A Lumina world is a flat set of entities. An entity is just an id, it holds no data of its own. Everything about it, its position, its mesh, its behavior, lives in components attached to it. There is no “game object” base class; you compose an entity from the components it needs.

Create an entity from the Scene Outliner (the + button) or by right-clicking in the viewport. You can:

  • Create an empty entity,
  • Create one with a single component already on it,
  • Create a primitive (cube, sphere, and so on), which is an entity with a mesh,
  • Drag an asset (mesh or prefab) from the Content Browser into the scene.

Every entity is created with two components you do not manage by hand:

  • Transform, its position, rotation, and scale.
  • Name, the label shown in the Outliner (rename from the right-click menu).

The Transform’s Location, Rotation, and Scale are edited in the Details panel or with the viewport gizmo. These values are local, relative to the entity’s parent (or to the world if it has no parent). Lumina is left-handed and Y-up, in meters, see Worlds & Coordinates.

To parent one entity to another, drag its row onto another row in the Outliner. A child’s transform is then relative to its parent, so moving the parent moves the child.

Select an entity, then click the + button in the Details panel header to add a component.
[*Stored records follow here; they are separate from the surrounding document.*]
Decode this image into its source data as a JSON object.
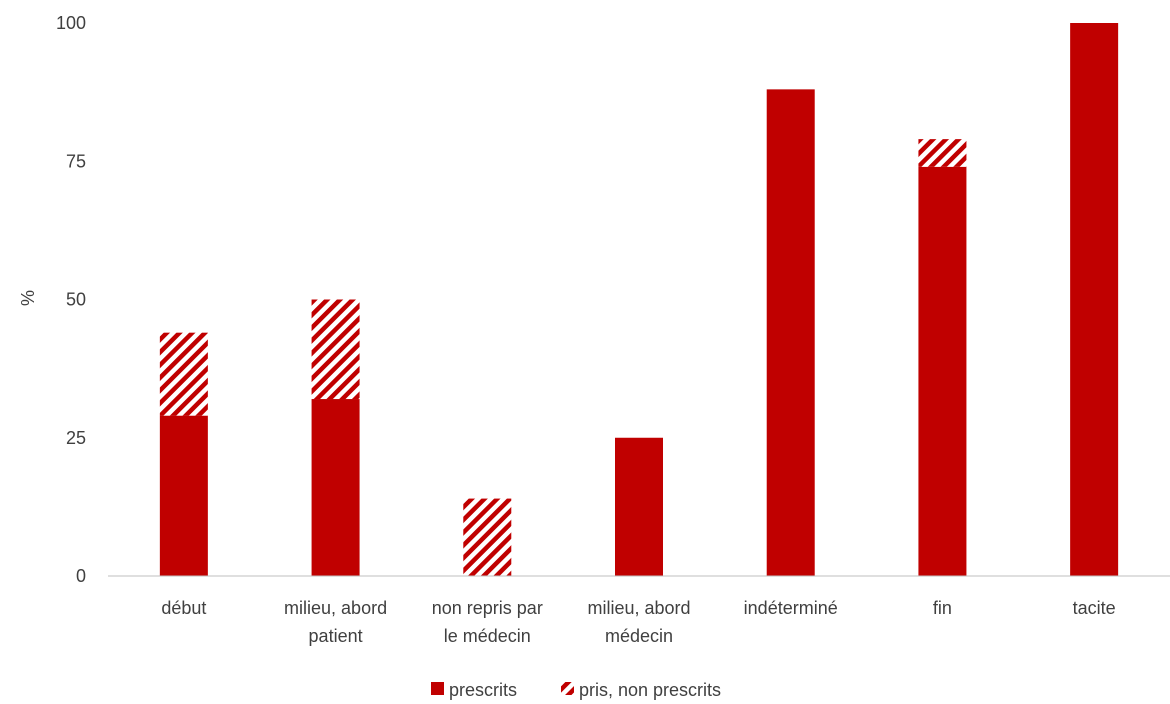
{
  "colors": {
    "prescrits": "#c00000",
    "hatch_bg": "#ffffff",
    "axis": "#bfbfbf",
    "text": "#404040"
  },
  "chart_data": {
    "type": "bar",
    "stacked": true,
    "ylabel": "%",
    "xlabel": "",
    "ylim": [
      0,
      100
    ],
    "yticks": [
      0,
      25,
      50,
      75,
      100
    ],
    "categories": [
      [
        "début"
      ],
      [
        "milieu, abord",
        "patient"
      ],
      [
        "non repris par",
        "le médecin"
      ],
      [
        "milieu, abord",
        "médecin"
      ],
      [
        "indéterminé"
      ],
      [
        "fin"
      ],
      [
        "tacite"
      ]
    ],
    "series": [
      {
        "name": "prescrits",
        "pattern": "solid",
        "values": [
          29,
          32,
          0,
          25,
          88,
          74,
          100
        ]
      },
      {
        "name": "pris, non prescrits",
        "pattern": "hatched",
        "values": [
          15,
          18,
          14,
          0,
          0,
          5,
          0
        ]
      }
    ],
    "legend": {
      "position": "bottom"
    },
    "grid": false
  }
}
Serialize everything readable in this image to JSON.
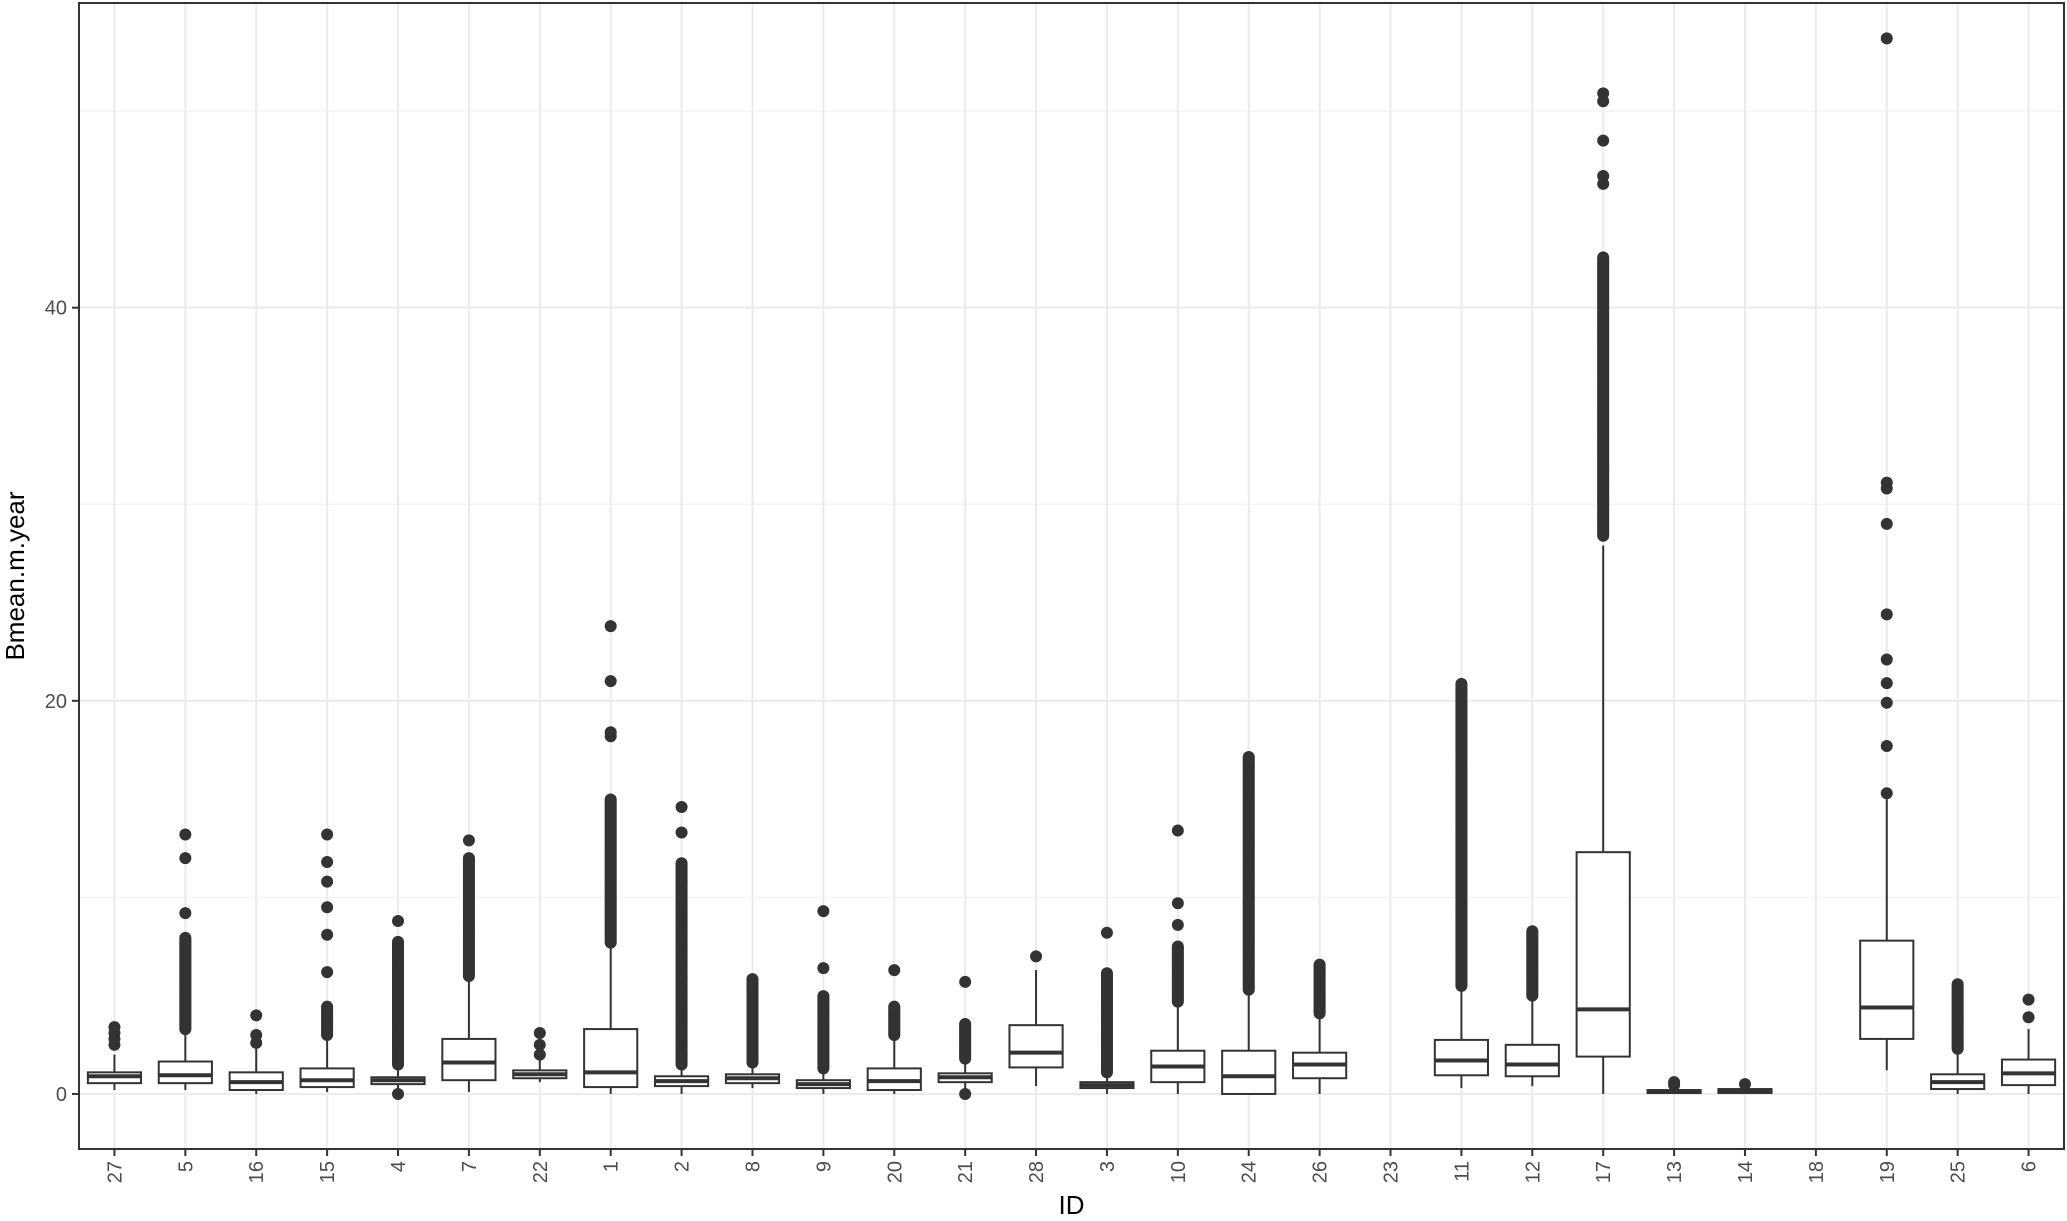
{
  "chart_data": {
    "type": "boxplot",
    "title": "",
    "xlabel": "ID",
    "ylabel": "Bmean.m.year",
    "ylim": [
      -2.8,
      55.5
    ],
    "yticks": [
      0,
      20,
      40
    ],
    "grid": true,
    "categories": [
      "27",
      "5",
      "16",
      "15",
      "4",
      "7",
      "22",
      "1",
      "2",
      "8",
      "9",
      "20",
      "21",
      "28",
      "3",
      "10",
      "24",
      "26",
      "23",
      "11",
      "12",
      "17",
      "13",
      "14",
      "18",
      "19",
      "25",
      "6"
    ],
    "boxes": [
      {
        "id": "27",
        "q1": 0.55,
        "median": 0.9,
        "q3": 1.1,
        "whisker_low": 0.2,
        "whisker_high": 2.0,
        "outliers": [
          2.5,
          2.8,
          3.1,
          3.4
        ],
        "dense_outliers": null
      },
      {
        "id": "5",
        "q1": 0.55,
        "median": 0.95,
        "q3": 1.65,
        "whisker_low": 0.2,
        "whisker_high": 3.2,
        "outliers": [
          9.2,
          12.0,
          13.2
        ],
        "dense_outliers": [
          3.3,
          8.0
        ]
      },
      {
        "id": "16",
        "q1": 0.2,
        "median": 0.6,
        "q3": 1.1,
        "whisker_low": 0.0,
        "whisker_high": 2.3,
        "outliers": [
          2.6,
          3.0,
          4.0
        ],
        "dense_outliers": null
      },
      {
        "id": "15",
        "q1": 0.35,
        "median": 0.7,
        "q3": 1.3,
        "whisker_low": 0.1,
        "whisker_high": 2.7,
        "outliers": [
          6.2,
          8.1,
          9.5,
          10.8,
          11.8,
          13.2
        ],
        "dense_outliers": [
          3.0,
          4.5
        ]
      },
      {
        "id": "4",
        "q1": 0.5,
        "median": 0.7,
        "q3": 0.85,
        "whisker_low": 0.05,
        "whisker_high": 1.4,
        "outliers": [
          0.0,
          8.8
        ],
        "dense_outliers": [
          1.5,
          7.8
        ]
      },
      {
        "id": "7",
        "q1": 0.7,
        "median": 1.6,
        "q3": 2.8,
        "whisker_low": 0.1,
        "whisker_high": 5.8,
        "outliers": [
          12.9
        ],
        "dense_outliers": [
          6.0,
          12.0
        ]
      },
      {
        "id": "22",
        "q1": 0.8,
        "median": 1.0,
        "q3": 1.2,
        "whisker_low": 0.6,
        "whisker_high": 1.7,
        "outliers": [
          2.0,
          2.5,
          3.1
        ],
        "dense_outliers": null
      },
      {
        "id": "1",
        "q1": 0.35,
        "median": 1.1,
        "q3": 3.3,
        "whisker_low": 0.0,
        "whisker_high": 7.5,
        "outliers": [
          18.2,
          18.4,
          21.0,
          23.8
        ],
        "dense_outliers": [
          7.7,
          15.0
        ]
      },
      {
        "id": "2",
        "q1": 0.4,
        "median": 0.65,
        "q3": 0.9,
        "whisker_low": 0.0,
        "whisker_high": 1.5,
        "outliers": [
          13.3,
          14.6
        ],
        "dense_outliers": [
          1.5,
          11.8
        ]
      },
      {
        "id": "8",
        "q1": 0.55,
        "median": 0.8,
        "q3": 1.0,
        "whisker_low": 0.3,
        "whisker_high": 1.5,
        "outliers": [],
        "dense_outliers": [
          1.6,
          5.9
        ]
      },
      {
        "id": "9",
        "q1": 0.3,
        "median": 0.5,
        "q3": 0.7,
        "whisker_low": 0.0,
        "whisker_high": 1.2,
        "outliers": [
          6.4,
          9.3
        ],
        "dense_outliers": [
          1.3,
          5.0
        ]
      },
      {
        "id": "20",
        "q1": 0.2,
        "median": 0.65,
        "q3": 1.3,
        "whisker_low": 0.0,
        "whisker_high": 2.8,
        "outliers": [
          6.3
        ],
        "dense_outliers": [
          3.0,
          4.5
        ]
      },
      {
        "id": "21",
        "q1": 0.6,
        "median": 0.85,
        "q3": 1.05,
        "whisker_low": 0.1,
        "whisker_high": 1.7,
        "outliers": [
          0.0,
          5.7
        ],
        "dense_outliers": [
          1.8,
          3.6
        ]
      },
      {
        "id": "28",
        "q1": 1.35,
        "median": 2.1,
        "q3": 3.5,
        "whisker_low": 0.4,
        "whisker_high": 6.3,
        "outliers": [
          7.0
        ],
        "dense_outliers": null
      },
      {
        "id": "3",
        "q1": 0.3,
        "median": 0.45,
        "q3": 0.6,
        "whisker_low": 0.0,
        "whisker_high": 1.0,
        "outliers": [
          8.2
        ],
        "dense_outliers": [
          1.1,
          6.2
        ]
      },
      {
        "id": "10",
        "q1": 0.6,
        "median": 1.4,
        "q3": 2.2,
        "whisker_low": 0.0,
        "whisker_high": 4.6,
        "outliers": [
          8.6,
          9.7,
          13.4
        ],
        "dense_outliers": [
          4.7,
          7.5
        ]
      },
      {
        "id": "24",
        "q1": 0.0,
        "median": 0.9,
        "q3": 2.2,
        "whisker_low": 0.0,
        "whisker_high": 5.2,
        "outliers": [],
        "dense_outliers": [
          5.3,
          17.2
        ]
      },
      {
        "id": "26",
        "q1": 0.8,
        "median": 1.5,
        "q3": 2.1,
        "whisker_low": 0.0,
        "whisker_high": 3.9,
        "outliers": [],
        "dense_outliers": [
          4.1,
          6.6
        ]
      },
      {
        "id": "23",
        "q1": null,
        "median": null,
        "q3": null,
        "whisker_low": null,
        "whisker_high": null,
        "outliers": [],
        "dense_outliers": null
      },
      {
        "id": "11",
        "q1": 0.95,
        "median": 1.7,
        "q3": 2.75,
        "whisker_low": 0.3,
        "whisker_high": 5.4,
        "outliers": [],
        "dense_outliers": [
          5.5,
          20.9
        ]
      },
      {
        "id": "12",
        "q1": 0.9,
        "median": 1.5,
        "q3": 2.5,
        "whisker_low": 0.4,
        "whisker_high": 4.9,
        "outliers": [],
        "dense_outliers": [
          5.0,
          8.3
        ]
      },
      {
        "id": "17",
        "q1": 1.9,
        "median": 4.3,
        "q3": 12.3,
        "whisker_low": 0.0,
        "whisker_high": 27.9,
        "outliers": [
          46.3,
          46.7,
          48.5,
          50.5,
          50.9
        ],
        "dense_outliers": [
          28.4,
          42.6
        ]
      },
      {
        "id": "13",
        "q1": 0.05,
        "median": 0.1,
        "q3": 0.2,
        "whisker_low": 0.0,
        "whisker_high": 0.35,
        "outliers": [
          0.45,
          0.6
        ],
        "dense_outliers": null
      },
      {
        "id": "14",
        "q1": 0.05,
        "median": 0.12,
        "q3": 0.25,
        "whisker_low": 0.0,
        "whisker_high": 0.35,
        "outliers": [
          0.5
        ],
        "dense_outliers": null
      },
      {
        "id": "18",
        "q1": null,
        "median": null,
        "q3": null,
        "whisker_low": null,
        "whisker_high": null,
        "outliers": [],
        "dense_outliers": null
      },
      {
        "id": "19",
        "q1": 2.8,
        "median": 4.4,
        "q3": 7.8,
        "whisker_low": 1.2,
        "whisker_high": 15.0,
        "outliers": [
          15.3,
          17.7,
          19.9,
          20.9,
          22.1,
          24.4,
          29.0,
          30.8,
          31.1,
          53.7
        ],
        "dense_outliers": null
      },
      {
        "id": "25",
        "q1": 0.25,
        "median": 0.6,
        "q3": 1.0,
        "whisker_low": 0.0,
        "whisker_high": 2.1,
        "outliers": [],
        "dense_outliers": [
          2.3,
          5.6
        ]
      },
      {
        "id": "6",
        "q1": 0.45,
        "median": 1.05,
        "q3": 1.75,
        "whisker_low": 0.0,
        "whisker_high": 3.3,
        "outliers": [
          3.9,
          4.8
        ],
        "dense_outliers": null
      }
    ],
    "colors": {
      "box_fill": "#ffffff",
      "line": "#333333",
      "grid_major": "#ebebeb",
      "grid_minor": "#f4f4f4",
      "panel_border": "#333333"
    }
  }
}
Components are grouped by category and searchable. Once added, a component’s properties appear in Details, generated from reflection, and you edit them there. Property metadata drives the widgets: color pickers, value ranges and units, asset pickers, and an entity-reference picker for fields that point at another entity.

You will not need most of these at first. Browse the full list in the Add Component menu.

Rendering

ComponentDoes
Static MeshRenders a static mesh asset.
Skeletal MeshRenders and animates a rigged mesh.
TextDraws a world-space text string.
BillboardA camera-facing textured quad.
DecalProjects a material onto surfaces.
Post ProcessA volume that blends post-process settings.

Lights & environment

ComponentDoes
Directional / Point / Spot LightThe three light types.
Sky LightAmbient and image-based fill light.
EnvironmentSky background and image-based lighting.
Exponential Height FogHeight fog and volumetric light shafts.

Camera

ComponentDoes
CameraA camera with field of view and post-process settings.
Camera FollowEases a camera toward and faces a target.
Spring ArmA third-person camera boom with collision.

Physics

ComponentDoes
Rigid BodyMakes the entity a physics body.
Box / Sphere / Capsule / Cylinder ColliderA collision shape.
Mesh ColliderCollision from mesh geometry.

Gameplay

ComponentDoes
ScriptAttaches a Luau script.
InputPer-entity gameplay input (see Scripting).
Audio Source / ListenerA positional sound, and the listener.
Rigid Body, characters, AI, particlesMovement, navigation, effects, and more.

You can define a brand-new component type from the editor. Create an Entity Component Type asset, open it, and add typed fields (bool, number, vector, string, asset reference, enum, and so on). The new type then shows up in the Add Component menu under the Data category and works like any built-in component, editable in Details and readable from scripts.

A prefab is a saved entity, with its children, that you can stamp into a world.

  • Create one by selecting entities, right-clicking, and choosing Create Prefab from Selected. Children are captured automatically.
  • Place one by dragging the prefab asset from the Content Browser into the viewport or onto an Outliner row.

Placed instances re-sync when you save the prefab, so editing the asset updates every instance, while each instance keeps its own placement. To turn an instance back into plain entities, right-click it and choose Detach from Prefab.